Kittle has caught five touchdown passes in the 49ers' last five games, including two last week against the Seattle Seahawks. But for as much as he loves making his way to the end zone, he might love blocking an opponent to a pulp even more. That's why you can hear the excitement in his voice when talking about the mind games that Williams plays with an unlucky defender trying to get past him.
"Every single player that he plays is like a chess match," Kittle said. "He sets them up for failure every single play and it's just very intriguing to watch."
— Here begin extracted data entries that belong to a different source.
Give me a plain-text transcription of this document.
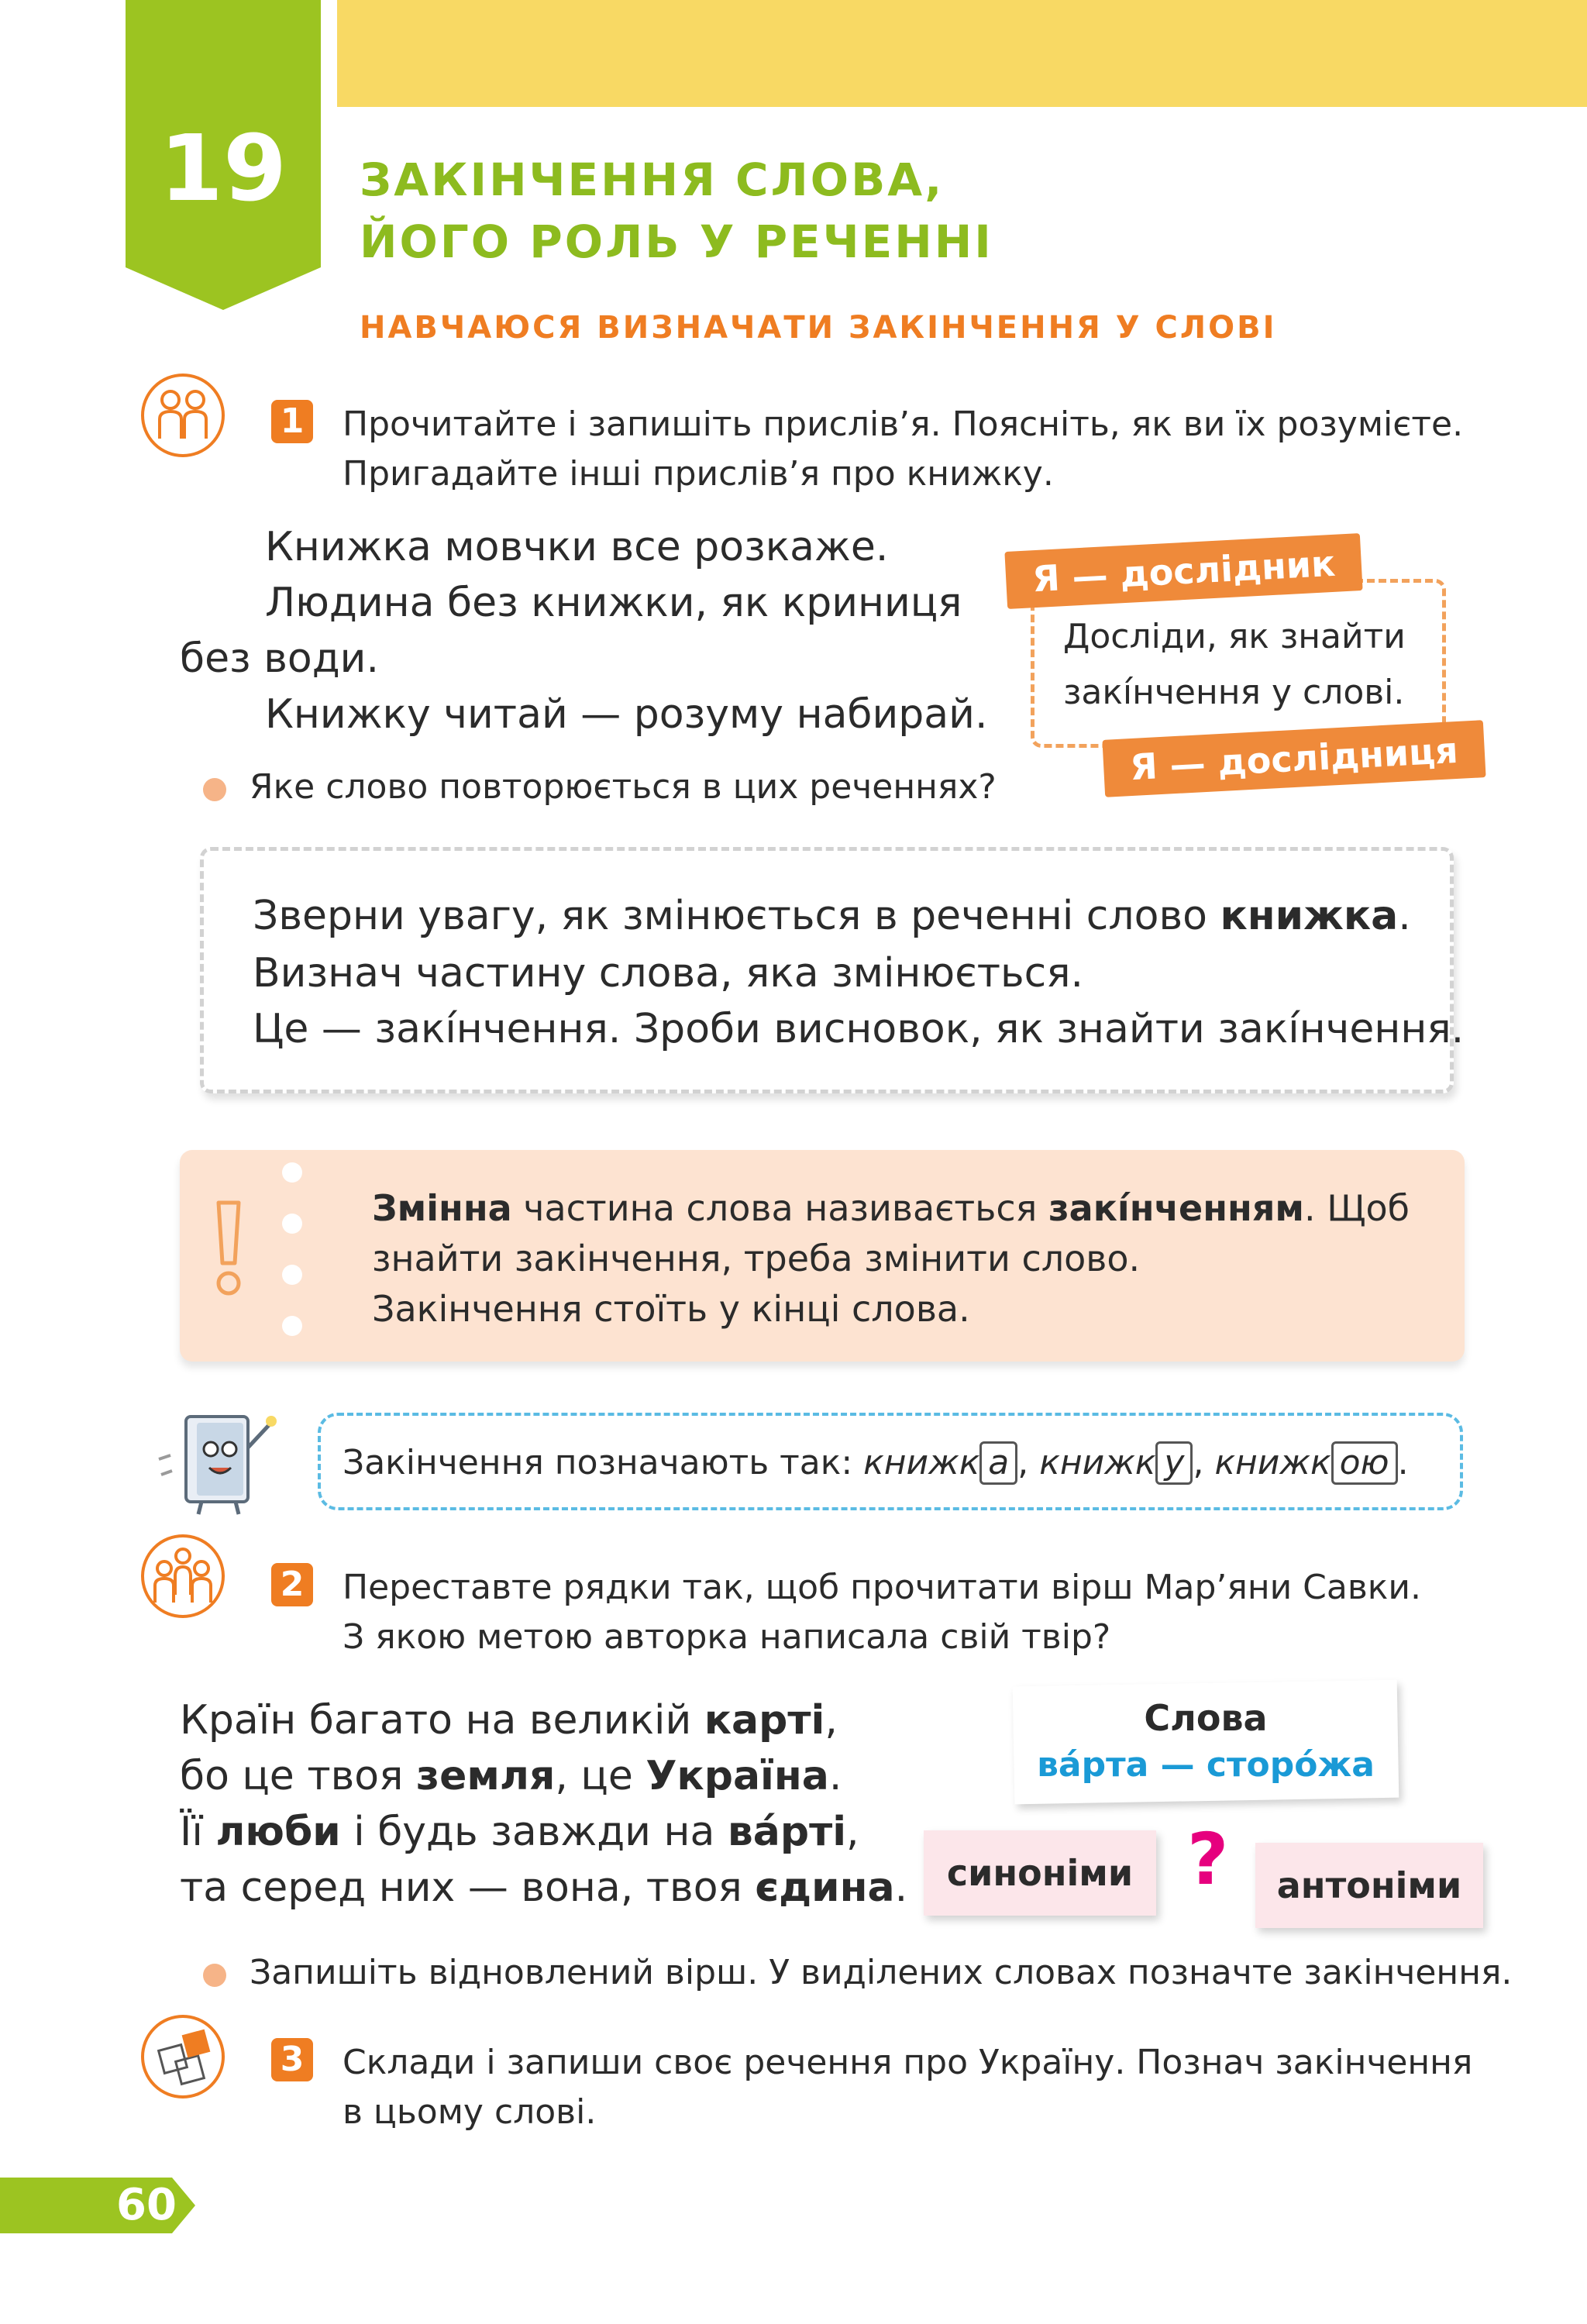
19	ЗАКІНЧЕННЯ СЛОВА,
ЙОГО РОЛЬ У РЕЧЕННІ
НАВЧАЮСЯ ВИЗНАЧАТИ ЗАКІНЧЕННЯ У СЛОВІ
1 Прочитайте і запишіть прислів’я. Поясніть, як ви їх розумієте.
Пригадайте інші прислів’я про книжку.
Книжка мовчки все розкаже.
Людина без книжки, як криниця
без води.
Книжку читай — розуму набирай.
Яке слово повторюється в цих реченнях?
Я — дослідник
Досліди, як знайти
закі́нчення у слові.
Я — дослідниця
Зверни увагу, як змінюється в реченні слово книжка.
Визнач частину слова, яка змінюється.
Це — закі́нчення. Зроби висновок, як знайти закі́нчення.
Змінна частина слова називається закі́нченням. Щоб
знайти закінчення, треба змінити слово.
Закінчення стоїть у кінці слова.
Закінчення позначають так: книжк а , книжк у , книжк ою .
2 Переставте рядки так, щоб прочитати вірш Мар’яни Савки.
З якою метою авторка написала свій твір?
Країн багато на великій карті,
бо це твоя земля, це Україна.
Її люби і будь завжди на ва́рті,
та серед них — вона, твоя єдина.
Слова
ва́рта — сторо́жа
синоніми ?	антоніми
Запишіть відновлений вірш. У виділених словах позначте закінчення.
3 Склади і запиши своє речення про Україну. Познач закінчення
в цьому слові.
60
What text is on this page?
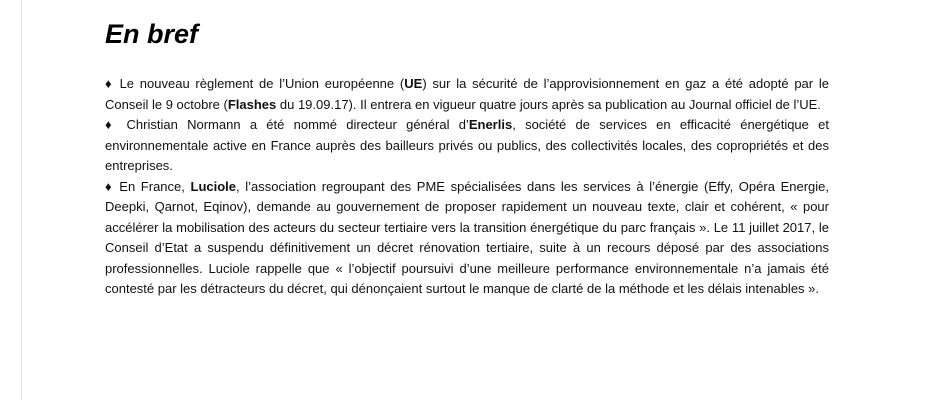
En bref

♦ Le nouveau règlement de l’Union européenne (UE) sur la sécurité de l’approvisionnement en gaz a été adopté par le Conseil le 9 octobre (Flashes du 19.09.17). Il entrera en vigueur quatre jours après sa publication au Journal officiel de l’UE.

♦ Christian Normann a été nommé directeur général d’Enerlis, société de services en efficacité énergétique et environnementale active en France auprès des bailleurs privés ou publics, des collectivités locales, des copropriétés et des entreprises.

♦ En France, Luciole, l’association regroupant des PME spécialisées dans les services à l’énergie (Effy, Opéra Energie, Deepki, Qarnot, Eqinov), demande au gouvernement de proposer rapidement un nouveau texte, clair et cohérent, « pour accélérer la mobilisation des acteurs du secteur tertiaire vers la transition énergétique du parc français ». Le 11 juillet 2017, le Conseil d’Etat a suspendu définitivement un décret rénovation tertiaire, suite à un recours déposé par des associations professionnelles. Luciole rappelle que « l’objectif poursuivi d’une meilleure performance environnementale n’a jamais été contesté par les détracteurs du décret, qui dénonçaient surtout le manque de clarté de la méthode et les délais intenables ».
In the end, it all comes back to his next-level athleticism. McDaniel simply never has seen a player like Williams. Not even close.
"He's one of the only guys that I've ever been around that could legitimately play defensive line at a high level as an O-Lineman," McDaniel said. "Typically, they're just not that type of athlete."
If there's one missing part to Williams' career, it isn't just an All-Pro selection, which he should have had by this point in his career. While he protects the quarterback before finding a target in stride, one can only imagine what it would be like if Williams, who ran a 4.8 40-yard dash at the NFL combine, was the one catching a pass.
Coach Kyle Shanahan even tried to get his star tackle a TD catch earlier this season, and to no surprise, Williams was double-covered. Kittle knows that Williams' time will come to finally get his six points, and he has a good idea who should be the one passing him the ball.
Hint: It isn't Jimmy Garoppolo, or even Trey Lance.
"Trent, he really wants that ball, but running, I know he's gonna get winded," Kittle said. "I know that he will. But you give him that shot, he'll take it. I bet you he'd do a really good job, I bet you he's a YAC monster.
"He's definitely a red-zone guy. I know that we're gonna give him a touchdown at some point. I'm looking forward to it, even if it needs to be a tight end reverse pass or something like that. I'll throw it."
Kittle Special? Silverback Surprise?
Call it what you want, but the thought of a touchdown would just be the latest example that there really is only one Trent Williams. Especially if Kittle somehow was on the throwing end of this wild dream.